要注意! ルールの通じない「悪問」には付き合わない勇気を
ただし、僕が国語の入試問題を無数に検証した結果、30~40校に1校くらいは、「答えは問題文に書いてある」という原理原則が通用しない不思議な出題をするところがあることに気づきました。
傲慢な言い方が許されるなら、そうした不可解な問題を出して入学する生徒を選別するような思慮の足りない学校には、入らないほうが無難だとさえ思います。
迷ったら原点回帰! 王道のプロセスで確実な正解をもぎ取れ
いずれにしても、「答えは問題文に書いてある」という原則に即して、「仮説」→「検証」で心情問題を解きましょう。
【解説】「見つからない!」と焦った時こそ深呼吸を
テスト本番で、「仮説」を立てて問題文を探したのに、どうしても「証拠」が見つからない……。そんな状況に陥ると、焦りから頭が真っ白になってしまうこともあるでしょう。しかし、「答えは必ず問題文にある」という大原則を知っていれば、冷静さを取り戻すことができます。
証拠がないということは、「自分の立てた仮説が間違っていたから立て直すべき」か、あるいは前述したような「そもそも出題として破綻している悪問である」かのどちらかでしかありません。潔く「仮説B」へ移行するか、あるいは「これは誰も論理的に解けない問題だ」と割り切ることで、貴重な試験時間を守り抜くことができます。
自分の「主観」というノイズを完全に排除する
また、この大原則を意識することは、国語の成績を不安定にさせる最大の敵である「主観の暴走」を防ぐことにも直結します。心情問題が苦手な人ほど、「自分だったらこう感じるから」と、本文に書かれていない自身の経験や常識を勝手に持ち込んでしまいがちです。
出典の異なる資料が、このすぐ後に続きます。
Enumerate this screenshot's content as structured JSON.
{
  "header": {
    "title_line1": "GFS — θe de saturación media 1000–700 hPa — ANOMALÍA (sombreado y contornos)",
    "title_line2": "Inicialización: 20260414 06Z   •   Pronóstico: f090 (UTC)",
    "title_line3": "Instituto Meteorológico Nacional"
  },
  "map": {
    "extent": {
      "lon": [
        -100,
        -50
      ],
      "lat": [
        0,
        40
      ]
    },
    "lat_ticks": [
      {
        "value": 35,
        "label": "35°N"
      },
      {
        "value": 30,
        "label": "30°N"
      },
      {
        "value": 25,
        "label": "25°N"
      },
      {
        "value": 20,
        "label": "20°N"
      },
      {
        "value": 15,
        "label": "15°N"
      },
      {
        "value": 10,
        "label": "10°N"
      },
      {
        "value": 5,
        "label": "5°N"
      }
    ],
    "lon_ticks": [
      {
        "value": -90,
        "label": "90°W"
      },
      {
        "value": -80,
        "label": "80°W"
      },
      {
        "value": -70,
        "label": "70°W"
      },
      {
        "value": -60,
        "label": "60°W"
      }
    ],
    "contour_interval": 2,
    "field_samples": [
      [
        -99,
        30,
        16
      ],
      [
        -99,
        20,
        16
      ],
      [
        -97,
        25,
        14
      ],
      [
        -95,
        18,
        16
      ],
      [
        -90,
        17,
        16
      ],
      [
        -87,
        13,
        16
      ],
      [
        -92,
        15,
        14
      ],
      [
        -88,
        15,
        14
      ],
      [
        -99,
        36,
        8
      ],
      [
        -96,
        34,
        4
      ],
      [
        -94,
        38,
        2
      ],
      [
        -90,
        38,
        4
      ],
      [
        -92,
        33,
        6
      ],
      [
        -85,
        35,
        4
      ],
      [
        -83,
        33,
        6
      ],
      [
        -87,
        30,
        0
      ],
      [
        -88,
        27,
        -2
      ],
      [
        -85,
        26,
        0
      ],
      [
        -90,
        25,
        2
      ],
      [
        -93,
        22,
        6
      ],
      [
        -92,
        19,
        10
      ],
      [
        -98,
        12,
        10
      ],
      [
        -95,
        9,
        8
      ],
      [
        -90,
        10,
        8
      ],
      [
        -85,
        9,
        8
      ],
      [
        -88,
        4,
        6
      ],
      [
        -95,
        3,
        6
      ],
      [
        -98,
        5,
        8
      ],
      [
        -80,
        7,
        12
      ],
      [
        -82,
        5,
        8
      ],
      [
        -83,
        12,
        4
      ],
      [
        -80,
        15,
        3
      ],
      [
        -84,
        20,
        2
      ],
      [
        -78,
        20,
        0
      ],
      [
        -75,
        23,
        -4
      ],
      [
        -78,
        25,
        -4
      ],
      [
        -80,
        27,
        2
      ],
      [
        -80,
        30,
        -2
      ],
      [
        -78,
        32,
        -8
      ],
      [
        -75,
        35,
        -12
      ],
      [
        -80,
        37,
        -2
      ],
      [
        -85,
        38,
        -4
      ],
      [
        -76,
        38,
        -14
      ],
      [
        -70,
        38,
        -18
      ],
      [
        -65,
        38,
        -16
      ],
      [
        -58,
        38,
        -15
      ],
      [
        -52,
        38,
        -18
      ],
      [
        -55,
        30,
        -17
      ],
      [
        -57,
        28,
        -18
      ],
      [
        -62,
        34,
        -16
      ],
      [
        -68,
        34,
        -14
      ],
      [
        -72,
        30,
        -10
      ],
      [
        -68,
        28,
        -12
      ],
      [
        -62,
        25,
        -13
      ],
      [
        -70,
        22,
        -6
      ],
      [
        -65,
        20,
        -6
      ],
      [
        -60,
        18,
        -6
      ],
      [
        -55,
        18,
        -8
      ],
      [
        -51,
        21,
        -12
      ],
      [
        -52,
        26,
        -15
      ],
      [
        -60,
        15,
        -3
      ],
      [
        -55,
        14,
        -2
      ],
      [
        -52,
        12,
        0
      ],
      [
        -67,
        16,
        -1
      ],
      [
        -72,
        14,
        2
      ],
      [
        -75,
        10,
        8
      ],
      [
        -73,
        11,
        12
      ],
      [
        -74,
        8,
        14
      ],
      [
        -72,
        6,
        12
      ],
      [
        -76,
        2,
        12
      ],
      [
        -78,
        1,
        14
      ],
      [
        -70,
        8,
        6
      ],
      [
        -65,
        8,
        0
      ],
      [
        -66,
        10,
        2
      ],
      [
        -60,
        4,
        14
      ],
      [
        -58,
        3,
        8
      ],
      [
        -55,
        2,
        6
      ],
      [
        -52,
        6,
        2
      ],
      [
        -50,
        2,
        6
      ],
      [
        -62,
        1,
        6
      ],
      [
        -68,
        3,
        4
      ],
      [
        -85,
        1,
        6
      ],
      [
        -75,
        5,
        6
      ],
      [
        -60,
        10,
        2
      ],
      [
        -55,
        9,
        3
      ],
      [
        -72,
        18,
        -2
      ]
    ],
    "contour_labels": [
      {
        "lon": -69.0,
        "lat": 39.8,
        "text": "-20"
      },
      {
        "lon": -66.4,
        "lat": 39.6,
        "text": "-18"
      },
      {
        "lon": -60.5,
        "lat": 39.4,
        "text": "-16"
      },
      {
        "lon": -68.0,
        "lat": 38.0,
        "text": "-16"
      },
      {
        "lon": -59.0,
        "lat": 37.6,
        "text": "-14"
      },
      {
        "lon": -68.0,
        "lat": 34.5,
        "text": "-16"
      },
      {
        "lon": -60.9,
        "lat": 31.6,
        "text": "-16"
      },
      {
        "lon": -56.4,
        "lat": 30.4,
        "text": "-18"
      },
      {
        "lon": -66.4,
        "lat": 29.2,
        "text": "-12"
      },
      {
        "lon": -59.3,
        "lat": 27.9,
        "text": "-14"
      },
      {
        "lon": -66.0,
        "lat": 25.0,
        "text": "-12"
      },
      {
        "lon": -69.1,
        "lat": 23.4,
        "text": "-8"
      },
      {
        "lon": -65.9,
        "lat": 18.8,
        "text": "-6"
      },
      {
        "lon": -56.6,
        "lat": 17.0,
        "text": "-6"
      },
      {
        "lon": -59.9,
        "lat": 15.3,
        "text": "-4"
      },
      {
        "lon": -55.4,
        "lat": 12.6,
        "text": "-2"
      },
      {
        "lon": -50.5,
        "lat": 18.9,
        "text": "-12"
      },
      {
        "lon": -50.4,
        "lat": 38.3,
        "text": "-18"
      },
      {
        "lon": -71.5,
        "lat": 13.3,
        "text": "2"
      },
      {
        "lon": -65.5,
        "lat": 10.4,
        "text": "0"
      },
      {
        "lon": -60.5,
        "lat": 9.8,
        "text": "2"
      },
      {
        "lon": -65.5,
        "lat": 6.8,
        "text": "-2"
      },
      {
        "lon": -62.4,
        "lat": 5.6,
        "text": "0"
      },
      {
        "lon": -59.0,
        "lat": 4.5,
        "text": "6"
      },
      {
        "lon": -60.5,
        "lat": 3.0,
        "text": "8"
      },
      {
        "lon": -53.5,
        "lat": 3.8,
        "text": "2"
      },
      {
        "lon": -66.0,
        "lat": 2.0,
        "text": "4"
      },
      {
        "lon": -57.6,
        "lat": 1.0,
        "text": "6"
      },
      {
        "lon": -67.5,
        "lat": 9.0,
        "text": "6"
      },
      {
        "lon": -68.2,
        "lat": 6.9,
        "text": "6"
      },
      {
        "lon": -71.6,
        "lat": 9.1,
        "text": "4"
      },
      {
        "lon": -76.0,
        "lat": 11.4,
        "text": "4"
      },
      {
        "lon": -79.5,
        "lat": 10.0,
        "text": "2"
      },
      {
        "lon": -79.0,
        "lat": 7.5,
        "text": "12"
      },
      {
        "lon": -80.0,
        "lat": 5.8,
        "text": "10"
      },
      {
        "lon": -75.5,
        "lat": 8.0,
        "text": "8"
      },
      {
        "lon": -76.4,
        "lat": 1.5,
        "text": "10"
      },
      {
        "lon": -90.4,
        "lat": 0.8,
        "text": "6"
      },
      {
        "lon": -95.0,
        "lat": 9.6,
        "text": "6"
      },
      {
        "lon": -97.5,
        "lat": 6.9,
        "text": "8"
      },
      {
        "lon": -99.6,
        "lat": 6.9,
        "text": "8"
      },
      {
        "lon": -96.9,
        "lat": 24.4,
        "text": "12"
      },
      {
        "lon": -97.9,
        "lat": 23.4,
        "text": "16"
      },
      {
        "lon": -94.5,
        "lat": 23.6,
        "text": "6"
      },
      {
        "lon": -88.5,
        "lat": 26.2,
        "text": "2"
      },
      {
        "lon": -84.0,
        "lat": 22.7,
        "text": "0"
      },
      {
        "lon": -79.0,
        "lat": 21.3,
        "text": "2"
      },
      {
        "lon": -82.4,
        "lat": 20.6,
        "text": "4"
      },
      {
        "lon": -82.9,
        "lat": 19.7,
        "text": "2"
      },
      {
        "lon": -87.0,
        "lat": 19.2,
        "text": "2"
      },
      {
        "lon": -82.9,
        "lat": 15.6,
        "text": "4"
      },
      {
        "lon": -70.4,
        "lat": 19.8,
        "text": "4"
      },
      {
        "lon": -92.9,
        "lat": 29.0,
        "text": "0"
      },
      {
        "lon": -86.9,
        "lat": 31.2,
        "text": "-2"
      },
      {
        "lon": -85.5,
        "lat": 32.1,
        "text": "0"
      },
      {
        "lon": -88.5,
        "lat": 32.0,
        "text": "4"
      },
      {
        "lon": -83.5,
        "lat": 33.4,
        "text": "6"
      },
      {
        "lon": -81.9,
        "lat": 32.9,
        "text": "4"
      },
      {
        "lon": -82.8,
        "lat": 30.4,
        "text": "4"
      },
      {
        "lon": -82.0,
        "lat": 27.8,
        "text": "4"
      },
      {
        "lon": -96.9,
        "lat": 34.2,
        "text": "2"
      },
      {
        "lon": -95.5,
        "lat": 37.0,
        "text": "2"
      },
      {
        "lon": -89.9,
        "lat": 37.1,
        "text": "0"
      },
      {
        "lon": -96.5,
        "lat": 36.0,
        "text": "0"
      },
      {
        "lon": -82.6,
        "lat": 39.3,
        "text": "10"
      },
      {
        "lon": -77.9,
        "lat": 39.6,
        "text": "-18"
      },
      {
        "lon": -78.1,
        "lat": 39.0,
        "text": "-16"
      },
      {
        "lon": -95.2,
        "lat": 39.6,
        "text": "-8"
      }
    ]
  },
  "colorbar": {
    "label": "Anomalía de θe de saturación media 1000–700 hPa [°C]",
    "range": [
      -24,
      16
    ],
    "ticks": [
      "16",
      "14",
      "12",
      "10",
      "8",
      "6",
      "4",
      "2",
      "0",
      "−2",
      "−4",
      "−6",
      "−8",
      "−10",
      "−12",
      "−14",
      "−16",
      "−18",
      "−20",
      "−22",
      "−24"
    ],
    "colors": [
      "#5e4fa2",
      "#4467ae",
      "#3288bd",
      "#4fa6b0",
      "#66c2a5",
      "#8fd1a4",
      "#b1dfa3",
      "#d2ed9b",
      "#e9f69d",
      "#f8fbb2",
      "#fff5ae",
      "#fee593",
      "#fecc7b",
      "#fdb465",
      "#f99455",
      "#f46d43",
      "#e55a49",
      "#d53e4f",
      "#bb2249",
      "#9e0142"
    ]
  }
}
しかし、国語のテストは個人的な感想を問うものではありません。「本文という限られた世界のなかで、どのような因果関係が描かれているか」だけを客観的に見つけ出す、冷徹な探偵になりきることが確実な得点アップへの近道なのです。
過去問演習で志望校からの「メッセージ」を受け取ろう
これから志望校の過去問演習に取り組む際は、ぜひこの法則を「学校との相性を測るリトマス試験紙」として活用してみてください。「仮説」と「検証」のプロセスできれいに解ける問題を用意している学校は、受験生の論理的思考力を正当に評価しようとする誠実な学校です。
そうした良質な問題に繰り返し触れることであなたの読解力はさらに磨かれ、本番でも「必ずどこかに動かぬ証拠があるはずだ」という揺るぎない自信を持って、試験に臨めるようになるはずです。
※本稿は、『成績アップは「国語」で決まる! 偏差値45からの東大合格「完全独学★勉強法」』(ダイヤモンド社)より一部を抜粋・編集したものです。